If the section 48 provision expires and we believe te tamaiti or rangatahi needs to remain in the custody of the Oranga Tamariki chief executive, we use another method to seek custody (usually by applying to the Family Court).

Pathways to care: care agreements

If the custody of te tamaiti or rangatahi is extended past the initial period of the section 48, then the National Care Standards apply.
Care standards

What to record following a section 48

When a tamaiti or rangatahi is placed in the custody of the Oranga Tamariki chief executive under section 48, we need to create a report of concern. We record the circumstances leading to the section 48 situation and subsequent placement in the care of the chief executive. This is then referred to the site to complete an appropriate assessment.

If te tamaiti or rangatahi is already in the custody of the Oranga Tamariki chief executive

If te tamaiti or rangatahi is already in the custody of Oranga Tamariki, a section 48 status is not required for Police to detain them and return them to our care. If Police have exercised a section 48, the section 48 can be casenoted, rather than recorded as a report of concern. The casenote should be reminded to the allocated social worker and their supervisor to ensure they are aware of the situation and can complete the appropriate follow-up with te tamaiti or rangatahi.

However, if the circumstances of the section 48 indicate new concerns, a report of concern will likely be the most appropriate method of recording.

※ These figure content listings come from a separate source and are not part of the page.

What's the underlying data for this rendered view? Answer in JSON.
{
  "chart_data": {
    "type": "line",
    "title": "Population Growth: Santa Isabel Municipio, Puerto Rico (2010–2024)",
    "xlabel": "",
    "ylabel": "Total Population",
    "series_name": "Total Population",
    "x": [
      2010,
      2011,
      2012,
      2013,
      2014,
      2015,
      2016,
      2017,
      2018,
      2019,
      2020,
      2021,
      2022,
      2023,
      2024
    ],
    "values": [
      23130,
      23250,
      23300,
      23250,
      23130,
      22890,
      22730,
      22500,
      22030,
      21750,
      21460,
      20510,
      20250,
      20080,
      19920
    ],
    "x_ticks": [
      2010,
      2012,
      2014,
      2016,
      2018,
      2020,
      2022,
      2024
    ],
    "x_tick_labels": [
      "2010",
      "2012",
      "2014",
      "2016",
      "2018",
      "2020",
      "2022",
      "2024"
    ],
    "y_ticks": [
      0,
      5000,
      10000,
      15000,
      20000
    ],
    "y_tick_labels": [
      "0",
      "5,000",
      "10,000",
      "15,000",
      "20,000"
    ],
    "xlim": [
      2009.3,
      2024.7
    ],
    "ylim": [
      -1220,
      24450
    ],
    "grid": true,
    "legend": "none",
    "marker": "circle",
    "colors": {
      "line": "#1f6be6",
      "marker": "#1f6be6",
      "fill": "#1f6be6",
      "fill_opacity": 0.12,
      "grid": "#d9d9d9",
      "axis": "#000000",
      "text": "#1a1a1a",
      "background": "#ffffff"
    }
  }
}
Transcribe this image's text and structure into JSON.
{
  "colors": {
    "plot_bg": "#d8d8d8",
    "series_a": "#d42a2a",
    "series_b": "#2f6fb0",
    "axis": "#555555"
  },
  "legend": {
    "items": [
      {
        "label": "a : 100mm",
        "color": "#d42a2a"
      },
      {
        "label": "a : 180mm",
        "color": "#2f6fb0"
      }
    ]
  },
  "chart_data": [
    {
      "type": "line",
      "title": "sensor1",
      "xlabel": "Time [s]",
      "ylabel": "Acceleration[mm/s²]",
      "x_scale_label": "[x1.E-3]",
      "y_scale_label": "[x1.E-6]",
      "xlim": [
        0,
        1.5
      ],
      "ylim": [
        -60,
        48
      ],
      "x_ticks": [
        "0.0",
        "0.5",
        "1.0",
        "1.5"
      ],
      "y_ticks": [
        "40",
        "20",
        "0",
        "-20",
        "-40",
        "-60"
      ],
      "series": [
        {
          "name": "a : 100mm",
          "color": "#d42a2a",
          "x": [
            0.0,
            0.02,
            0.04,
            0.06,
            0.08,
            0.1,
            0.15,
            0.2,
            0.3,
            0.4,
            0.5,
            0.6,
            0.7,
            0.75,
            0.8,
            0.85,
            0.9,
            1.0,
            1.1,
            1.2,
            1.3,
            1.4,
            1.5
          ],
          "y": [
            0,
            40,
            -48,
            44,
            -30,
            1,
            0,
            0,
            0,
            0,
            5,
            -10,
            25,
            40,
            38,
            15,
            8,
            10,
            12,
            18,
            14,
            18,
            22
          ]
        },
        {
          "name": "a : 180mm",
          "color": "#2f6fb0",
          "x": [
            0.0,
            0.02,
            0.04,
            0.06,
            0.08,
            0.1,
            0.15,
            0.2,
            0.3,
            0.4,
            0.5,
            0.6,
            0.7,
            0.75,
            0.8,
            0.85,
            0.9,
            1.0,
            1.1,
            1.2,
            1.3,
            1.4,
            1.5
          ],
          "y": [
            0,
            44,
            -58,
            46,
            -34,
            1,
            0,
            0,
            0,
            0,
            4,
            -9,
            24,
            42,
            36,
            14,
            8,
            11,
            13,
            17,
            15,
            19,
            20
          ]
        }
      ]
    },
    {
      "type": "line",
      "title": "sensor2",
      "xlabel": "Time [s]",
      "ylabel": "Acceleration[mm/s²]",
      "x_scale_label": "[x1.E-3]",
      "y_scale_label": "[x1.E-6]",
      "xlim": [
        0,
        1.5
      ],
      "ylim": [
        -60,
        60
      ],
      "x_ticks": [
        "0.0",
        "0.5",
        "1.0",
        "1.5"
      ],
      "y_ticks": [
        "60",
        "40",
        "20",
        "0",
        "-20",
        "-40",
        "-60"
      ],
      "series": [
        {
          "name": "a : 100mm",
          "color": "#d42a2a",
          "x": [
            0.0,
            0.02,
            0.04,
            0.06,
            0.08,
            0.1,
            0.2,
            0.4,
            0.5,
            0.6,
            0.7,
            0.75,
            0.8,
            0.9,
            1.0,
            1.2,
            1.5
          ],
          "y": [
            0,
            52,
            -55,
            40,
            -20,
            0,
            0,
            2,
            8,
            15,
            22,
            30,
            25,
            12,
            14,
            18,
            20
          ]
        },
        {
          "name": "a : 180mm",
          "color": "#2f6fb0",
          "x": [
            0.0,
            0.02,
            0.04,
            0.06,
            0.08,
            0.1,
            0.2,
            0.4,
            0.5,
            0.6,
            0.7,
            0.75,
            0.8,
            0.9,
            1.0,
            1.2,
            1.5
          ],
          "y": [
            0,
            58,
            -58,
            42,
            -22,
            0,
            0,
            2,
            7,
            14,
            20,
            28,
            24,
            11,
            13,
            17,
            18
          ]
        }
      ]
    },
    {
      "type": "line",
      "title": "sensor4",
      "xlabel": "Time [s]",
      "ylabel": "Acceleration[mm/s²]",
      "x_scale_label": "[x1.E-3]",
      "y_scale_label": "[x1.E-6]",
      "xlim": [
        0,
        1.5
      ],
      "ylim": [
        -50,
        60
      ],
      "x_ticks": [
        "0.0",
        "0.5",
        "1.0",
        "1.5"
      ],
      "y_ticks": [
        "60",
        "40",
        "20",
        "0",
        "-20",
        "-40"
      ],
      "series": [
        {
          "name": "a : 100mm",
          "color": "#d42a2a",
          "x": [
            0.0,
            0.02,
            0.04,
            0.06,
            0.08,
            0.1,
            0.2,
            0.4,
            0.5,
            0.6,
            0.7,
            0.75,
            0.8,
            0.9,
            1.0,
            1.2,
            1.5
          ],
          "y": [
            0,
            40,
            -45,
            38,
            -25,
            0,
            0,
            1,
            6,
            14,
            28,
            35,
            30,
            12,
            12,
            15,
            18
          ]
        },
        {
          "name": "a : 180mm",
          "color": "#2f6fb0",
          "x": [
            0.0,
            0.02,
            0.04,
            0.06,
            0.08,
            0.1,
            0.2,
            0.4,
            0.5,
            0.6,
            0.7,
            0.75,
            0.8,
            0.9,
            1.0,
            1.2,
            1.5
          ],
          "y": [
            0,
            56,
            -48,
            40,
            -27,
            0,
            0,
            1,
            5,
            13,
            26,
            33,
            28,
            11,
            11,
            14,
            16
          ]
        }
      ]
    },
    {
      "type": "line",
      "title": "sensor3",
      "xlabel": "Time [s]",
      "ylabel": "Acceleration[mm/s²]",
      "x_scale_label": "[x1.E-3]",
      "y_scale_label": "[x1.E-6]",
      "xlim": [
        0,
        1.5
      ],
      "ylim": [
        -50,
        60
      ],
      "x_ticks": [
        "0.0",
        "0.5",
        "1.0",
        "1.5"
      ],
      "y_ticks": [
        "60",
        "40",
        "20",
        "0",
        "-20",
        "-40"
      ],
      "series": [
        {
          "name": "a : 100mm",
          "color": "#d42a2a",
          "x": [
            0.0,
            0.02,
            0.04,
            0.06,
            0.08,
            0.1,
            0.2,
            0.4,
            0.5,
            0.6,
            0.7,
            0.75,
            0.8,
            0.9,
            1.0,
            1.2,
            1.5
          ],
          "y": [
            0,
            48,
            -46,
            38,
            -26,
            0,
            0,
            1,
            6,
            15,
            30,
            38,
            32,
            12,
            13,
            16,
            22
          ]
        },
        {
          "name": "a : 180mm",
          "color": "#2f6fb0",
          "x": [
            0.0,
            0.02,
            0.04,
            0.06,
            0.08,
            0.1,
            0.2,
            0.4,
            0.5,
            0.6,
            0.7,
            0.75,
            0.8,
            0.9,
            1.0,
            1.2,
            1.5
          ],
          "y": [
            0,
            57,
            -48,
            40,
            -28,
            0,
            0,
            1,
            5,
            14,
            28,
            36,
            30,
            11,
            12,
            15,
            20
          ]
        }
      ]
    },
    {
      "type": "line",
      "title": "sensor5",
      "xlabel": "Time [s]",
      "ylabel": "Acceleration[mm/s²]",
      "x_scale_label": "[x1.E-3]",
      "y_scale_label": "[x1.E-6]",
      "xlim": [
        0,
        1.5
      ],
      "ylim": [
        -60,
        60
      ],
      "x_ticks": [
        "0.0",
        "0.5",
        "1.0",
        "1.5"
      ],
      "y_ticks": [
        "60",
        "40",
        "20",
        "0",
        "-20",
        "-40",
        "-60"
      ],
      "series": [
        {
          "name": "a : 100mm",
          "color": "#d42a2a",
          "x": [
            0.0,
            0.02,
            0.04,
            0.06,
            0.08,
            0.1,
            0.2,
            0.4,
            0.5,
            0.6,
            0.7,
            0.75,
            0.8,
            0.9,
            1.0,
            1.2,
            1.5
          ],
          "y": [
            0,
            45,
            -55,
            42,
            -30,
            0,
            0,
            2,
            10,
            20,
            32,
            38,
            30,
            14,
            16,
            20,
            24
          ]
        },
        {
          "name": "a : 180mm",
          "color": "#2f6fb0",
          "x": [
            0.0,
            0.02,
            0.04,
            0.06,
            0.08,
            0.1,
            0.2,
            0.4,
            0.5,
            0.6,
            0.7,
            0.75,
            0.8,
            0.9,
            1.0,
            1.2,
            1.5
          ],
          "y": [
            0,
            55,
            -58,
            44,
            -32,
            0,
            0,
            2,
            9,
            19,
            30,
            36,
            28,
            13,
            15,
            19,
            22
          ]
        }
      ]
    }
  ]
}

Where the circumstances of the section 48 include an allegation or concern that te tamaiti or rangatahi has been harmed or abused, then a new report of concern is required in line with regulation 69 of the National Care Standards. If the intake social worker is unclear, they consult with their supervisor about whether to record a casenote or a new report of concern.

Policy: Allegations of harm (ill-treatment, abuse, neglect or deprivation) of tamariki in care or custody

We attach the 'Section 48 – Notice of placement in custody of chief executive of Oranga Tamariki' (POL3031) in CYRAS. Ensure the legal status is recorded on the notifier/referral details screen and updated in the client details screen.